Madagascar - Haute cour constitutionnelle

Requête en destitution contre Ravalomanana

  • Publié le 2 février 2009 à 00:00

Ainsi qu'il l'avait annoncé dans le discours prononcé lundi matin 2 février 2009 sur la place du 13 mai, Andry Rajoelina, maire d'Antananarivo, a fait déposer dans l'après-midi une requête en destitution contre le président en exercice Marc Ravalomanana. La démarche a été effectuée devant la haute cour constitutionnelle. C'est le principal collaborateur, Nyhasaina Andriamanjato, ex-ministre des Télécommunications de l'ancien président Didier Ratisiraka - battu en 2002 par Marc Ravalomanana -, qui a été chargé de déposer le document officiel. "C'est la première étape du processus de destitution" a commenté Nyhasaina Andriamanjato. Il a annoncé que la même requête serait déposée ce mardi sur le bureau de l'Assemblée nationale malgache. Le maire tananarivien a demandé à la population de se réunir sur la place du 13 mai tous les jours jusqu'au départ de Marc Ravalomanana.
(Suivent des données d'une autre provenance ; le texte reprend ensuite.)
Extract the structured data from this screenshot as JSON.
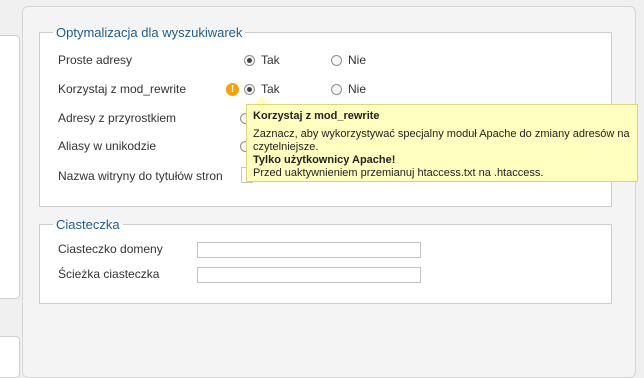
{
  "seo": {
    "legend": "Optymalizacja dla wyszukiwarek",
    "rows": [
      {
        "label": "Proste adresy",
        "yes": "Tak",
        "no": "Nie",
        "value": "Tak"
      },
      {
        "label": "Korzystaj z mod_rewrite",
        "yes": "Tak",
        "no": "Nie",
        "value": "Tak"
      },
      {
        "label": "Adresy z przyrostkiem"
      },
      {
        "label": "Aliasy w unikodzie"
      },
      {
        "label": "Nazwa witryny do tytułów stron"
      }
    ]
  },
  "tooltip": {
    "title": "Korzystaj z mod_rewrite",
    "line1": "Zaznacz, aby wykorzystywać specjalny moduł Apache do zmiany adresów na",
    "line2": "czytelniejsze.",
    "line3": "Tylko użytkownicy Apache!",
    "line4": "Przed uaktywnieniem przemianuj htaccess.txt na .htaccess."
  },
  "cookie": {
    "legend": "Ciasteczka",
    "domain_label": "Ciasteczko domeny",
    "domain_value": "",
    "path_label": "Ścieżka ciasteczka",
    "path_value": ""
  },
  "icons": {
    "warning": "exclamation-warning-icon",
    "warning_color": "#f0a30a"
  }
}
"Je ne sais pas combien de temps il faudra pour que le processus aille à son terme. C'est la première dans l'Histoire de Madagascar que l'on dépose un recours en destitution contre un président de la République" a indiqué Nyhasaina Andriamanjato. Composée de députés et de personnalités de la société civile, étroitement surveillée par une dizaine de gardes du corps, la délégation du maire tananarivien est arrivée à la haute cour constitutionnelle après 17 heures alors que les bureaux avaient déjà fermé leurs portes. Seuls restaient présents les militaires chargés de la protection des lieux. C'est donc sur le bureau du chef du service de sécurité que la requête en destitution a été déposée. "Je la transmettrai à qui de droit, je ne peux rien dire d'autre" a noté le chef de la sécurité. La délégation a quitté la haute cour constitutionnelle peu de temps après.

La requête sera déposée mardi à l'Assemblée nationale. Les députés étant actuellement en vacances parlementaires, le document ne sera pas examiné avant plusieurs jours. A priori, la démarche semble avoir peu de chances d'aboutir. Selon la constitution malgache, avant de pouvoir être étudié par la haute cour constitutionnelle, la requête doit d'abord avoir été acceptée par les députés et les sénateurs. Or, le parti du président Marc Ravalomanana est largement majoritaire dans ces deux assemblées. Il paraît donc peu probable que députés et sénateurs pourraient donner suite à la procédure de destitution.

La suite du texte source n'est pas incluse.